Betina se cubrió con la sábana. La noche centelleaba y las constelaciones emergían del pasado. El sueño aplastaba los párpados, caía sobre las órbitas espaciales. Pero Betina comenzó a moverse hasta ver en el sueño la misma imagen, el mismo rostro que avanzaba lentamente para mirarla desde la ventana.
                Quiso gritar como la noche anterior, y no pudo. Los ojos vacíos contemplaban su desnudez. Betina se levantó. Pretendió encender la luz, y cuando pulsó la llave un rayo fosforescente comunicó su mano con esos ojos del espectro. Aterrorizada, se apartó de la llave y la luz no alcanzó a encenderse. Los ojos del aparecido se apagaron, perdieron el rayo fosforescente y volvieron a quedar vacíos. Después desapareció la imagen.
                Al día siguiente Evgueni encontró a Betina tirada en un ángulo de la habitación. Cuando la quiso cubrir con la sábana, despertó llorando y se abrazó a él.
                –¡Evgueni! ¡No es un sueño! Es el espectro de la noche pasada, y la escena fue la misma. Me miraba como si quisiera devorarme, y cuando yo ponía la mano en la llave de la luz, sus ojos proyectaban dos rayos que se conectaban con mis dedos.
                El páramo se extendía en cruz como una constelación. El viento trituraba las estrellas y arrojaba sus láminas sobre el abismo.
                –No quiero que vuelva.
                –No volverá.
                Pero la imagen regresó. Betina dormía. Los planetas jadeaban barridos por las cosmonaves.
                –No soy un espectro, Betina. Soy la suma de mis signos. Sólo tú, la mujer del páramo, la única viviente, puedes salvarme.
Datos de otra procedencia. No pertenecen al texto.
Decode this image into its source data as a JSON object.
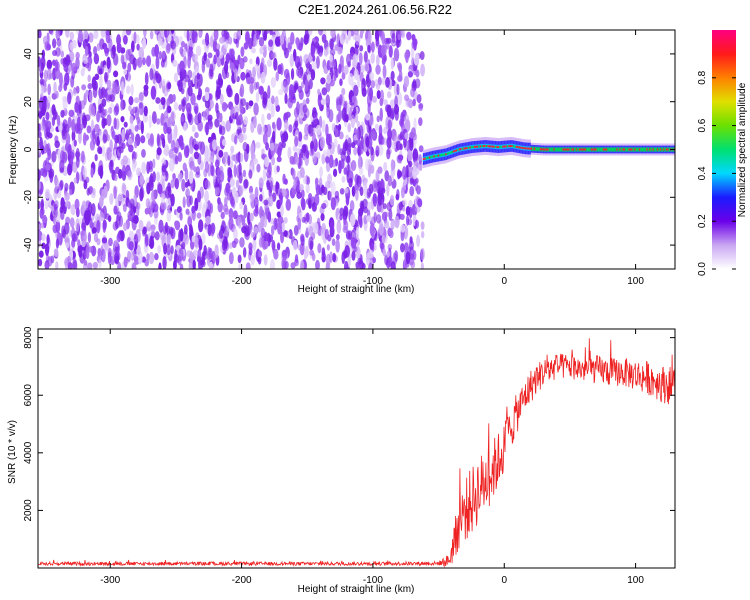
{
  "title": "C2E1.2024.261.06.56.R22",
  "colors": {
    "snr_line": "#ee2222",
    "noise": "#7a22e6",
    "background": "#ffffff"
  },
  "chart_data": [
    {
      "type": "heatmap",
      "title": "C2E1.2024.261.06.56.R22",
      "xlabel": "Height of straight line (km)",
      "ylabel": "Frequency (Hz)",
      "xlim": [
        -355,
        130
      ],
      "ylim": [
        -50,
        50
      ],
      "x_ticks": [
        -300,
        -200,
        -100,
        0,
        100
      ],
      "y_ticks": [
        -40,
        -20,
        0,
        20,
        40
      ],
      "noise_region_x": [
        -355,
        -62
      ],
      "signal_track": {
        "x": [
          -62,
          -55,
          -45,
          -35,
          -25,
          -15,
          -5,
          5,
          15,
          30,
          50,
          70,
          90,
          110,
          130
        ],
        "freq_hz": [
          -4,
          -3,
          -2,
          0,
          1,
          1.5,
          1,
          1.5,
          0.5,
          0,
          0,
          0,
          0,
          0,
          0
        ]
      },
      "colorbar": {
        "label": "Normalized spectral amplitude",
        "range": [
          0.0,
          1.0
        ],
        "ticks": [
          0.0,
          0.2,
          0.4,
          0.6,
          0.8
        ]
      }
    },
    {
      "type": "line",
      "xlabel": "Height of straight line (km)",
      "ylabel": "SNR (10 * v/v)",
      "xlim": [
        -355,
        130
      ],
      "ylim": [
        0,
        8300
      ],
      "x_ticks": [
        -300,
        -200,
        -100,
        0,
        100
      ],
      "y_ticks": [
        2000,
        4000,
        6000,
        8000
      ],
      "series": [
        {
          "name": "SNR",
          "x": [
            -355,
            -300,
            -200,
            -100,
            -50,
            -42,
            -38,
            -35,
            -30,
            -25,
            -20,
            -15,
            -10,
            -5,
            0,
            5,
            10,
            15,
            20,
            25,
            30,
            40,
            50,
            60,
            70,
            80,
            90,
            100,
            110,
            120,
            130
          ],
          "mean": [
            150,
            150,
            150,
            150,
            160,
            260,
            900,
            1500,
            2000,
            2300,
            2700,
            3000,
            3300,
            3700,
            4200,
            4900,
            5400,
            5900,
            6300,
            6600,
            6800,
            7000,
            7000,
            6900,
            6900,
            6800,
            6800,
            6700,
            6600,
            6400,
            6300
          ],
          "spread": [
            60,
            60,
            60,
            60,
            70,
            250,
            700,
            900,
            1100,
            1200,
            1200,
            1100,
            1100,
            1000,
            900,
            800,
            700,
            600,
            600,
            550,
            500,
            450,
            450,
            450,
            500,
            500,
            500,
            550,
            600,
            650,
            700
          ]
        }
      ]
    }
  ]
}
                La imagen atravesó el vidrio de la ventana sin destruirlo. Se acercó al lecho.
                Ella quiso gritar y encender la luz. Pero la imagen estaba rodeada por un halo que brillaba con luz verdosa y contenía los límites de su cuerpo.
                –Tu voz me pertenece y no podrás llamar a tu hermano Evgueni.
                Sentada, cubriéndose los senos, Betina miraba la imagen y sentía el ritmo de la galaxia que se aplastaba sobre sus sienes.
                –No sé quién eres. No sé qué dices.
                –La única mujer del páramo en un planeta destruido.
                –No sé de dónde vienes.
                –Quiero que tú lo decidas.
                –Me dijiste que eras la suma de tus signos.
                –Te explicaré. Este planeta ha sido devorado. Las órbitas espaciales se llenaban de gangrena. Pero un minuto antes el compañero que operaba conmigo colocó mi código genético en una computadora para proyectarme hacia Saturno. Aquí, otra computadora debía reconstruir mi cuerpo. Sin embargo, ya proyectado y a mitad del espacio, la computadora estalló y los signos no se rehicieron totalmente en la computadora de Saturno. Mi compañero murió entre las llamas, y yo quedé aprisionado en el espacio. Ni soy de carne y hueso ni soy un espectro. Sólo la suma de mis signos. Y tú eres la única que puede devolverme el ser.
                Betina tembló. El páramo se llenaba de aullidos, de rayos que se cruzaban y crujían con el choque de partículas infinitesimales.
                –Yo entraré en ti, Betina. Penetraré tu carne para recuperarme.
                La imagen avanzó.
                Ella dio un salto.
                –No te acerques. ¡Eres un espíritu maldito!
                La imagen siguió avanzando.
                –¡La única viviente! Tus signos y los míos me reharán y reharán la humanidad.
                –Eres la destrucción.
                Betina corrió hacia la trampa y se precipitó contra un abismo donde los átomos se fisionaban devorándose a sí mismos.
                El halo que circuía la imagen (la suma de los signos), perdió luminosidad. La voz quedó apagada.
                Las estrellas trituradas transmitieron de galaxia en galaxia los signos de una nube que semejaba la imagen un hombre.